Courtney? Is that you? I have pictures of this very same night.
I just got an email from a bridal website with the subject "Countdown to your Wedding Day"... is 11AM too early to drink the rest of the wine we have?
he started fingering my stomach rolls instead of my vag... am i really that fat?
It was all about her orgasm last night. I felt like a human dildo.
Yeah, my mom walked in on us. Instead of yelling, she went and hid in the bathroom til we finished.

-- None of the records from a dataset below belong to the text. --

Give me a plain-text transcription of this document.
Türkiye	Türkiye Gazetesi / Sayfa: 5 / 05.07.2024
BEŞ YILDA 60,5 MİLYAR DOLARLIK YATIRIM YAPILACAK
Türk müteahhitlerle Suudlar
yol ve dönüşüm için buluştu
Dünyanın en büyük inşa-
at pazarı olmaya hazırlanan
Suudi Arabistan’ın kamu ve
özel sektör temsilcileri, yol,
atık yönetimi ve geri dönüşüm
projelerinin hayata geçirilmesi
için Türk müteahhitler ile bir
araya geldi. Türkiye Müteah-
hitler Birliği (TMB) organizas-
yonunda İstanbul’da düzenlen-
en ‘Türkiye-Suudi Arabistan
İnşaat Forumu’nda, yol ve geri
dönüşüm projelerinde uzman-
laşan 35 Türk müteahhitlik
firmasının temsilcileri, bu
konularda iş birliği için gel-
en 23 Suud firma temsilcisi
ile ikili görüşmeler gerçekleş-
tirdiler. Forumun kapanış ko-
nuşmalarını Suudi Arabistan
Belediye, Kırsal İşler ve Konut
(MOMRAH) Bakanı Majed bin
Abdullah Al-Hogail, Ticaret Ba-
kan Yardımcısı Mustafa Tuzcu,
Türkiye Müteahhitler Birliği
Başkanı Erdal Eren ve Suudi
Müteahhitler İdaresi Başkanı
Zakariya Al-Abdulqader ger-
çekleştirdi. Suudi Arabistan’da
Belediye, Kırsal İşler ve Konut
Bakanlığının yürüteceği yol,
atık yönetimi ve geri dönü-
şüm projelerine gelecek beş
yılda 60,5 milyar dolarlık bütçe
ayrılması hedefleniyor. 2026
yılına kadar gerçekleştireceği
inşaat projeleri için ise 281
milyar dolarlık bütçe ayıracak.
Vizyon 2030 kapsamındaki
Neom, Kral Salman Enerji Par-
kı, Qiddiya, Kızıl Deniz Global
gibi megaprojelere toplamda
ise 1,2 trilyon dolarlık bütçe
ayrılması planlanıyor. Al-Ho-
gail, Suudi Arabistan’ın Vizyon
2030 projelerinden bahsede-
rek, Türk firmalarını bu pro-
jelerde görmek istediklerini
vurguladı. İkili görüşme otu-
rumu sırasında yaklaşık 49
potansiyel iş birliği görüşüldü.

It was pretty classy.
used foursquare to find where i am. please come get me. this is the scariest bedroom ever.
Awkward interaction of the day: Staring at some guy trying out if he is or is not the guy that woke me up yesterday by getting arrested in front of my apartment.
I can't believe you just became a stipulation in their divorce papers.
...But it's not like we would be the first people to pay for an abortion with student loans and cell phone rebates.
ya i guess you have to take things with a grain of salt in a place where nipple clamps are the norm..
I just stood next to my childhood self. Fuck, I'm really stoned...
Please tell me there is not a bookmark on your browser with the title "Christmas Porn"
I'm going to book club and then I'm going to get laid. Being in your 20s ain't so bad sometimes.
I mean, you've had my nipples in your mouth now, so I think we've reached a certain level of friendship.
He answered the door stark naked. When I called him on it he shrugged and said 'casual Friday ' Some boys can't be trusted to work from home.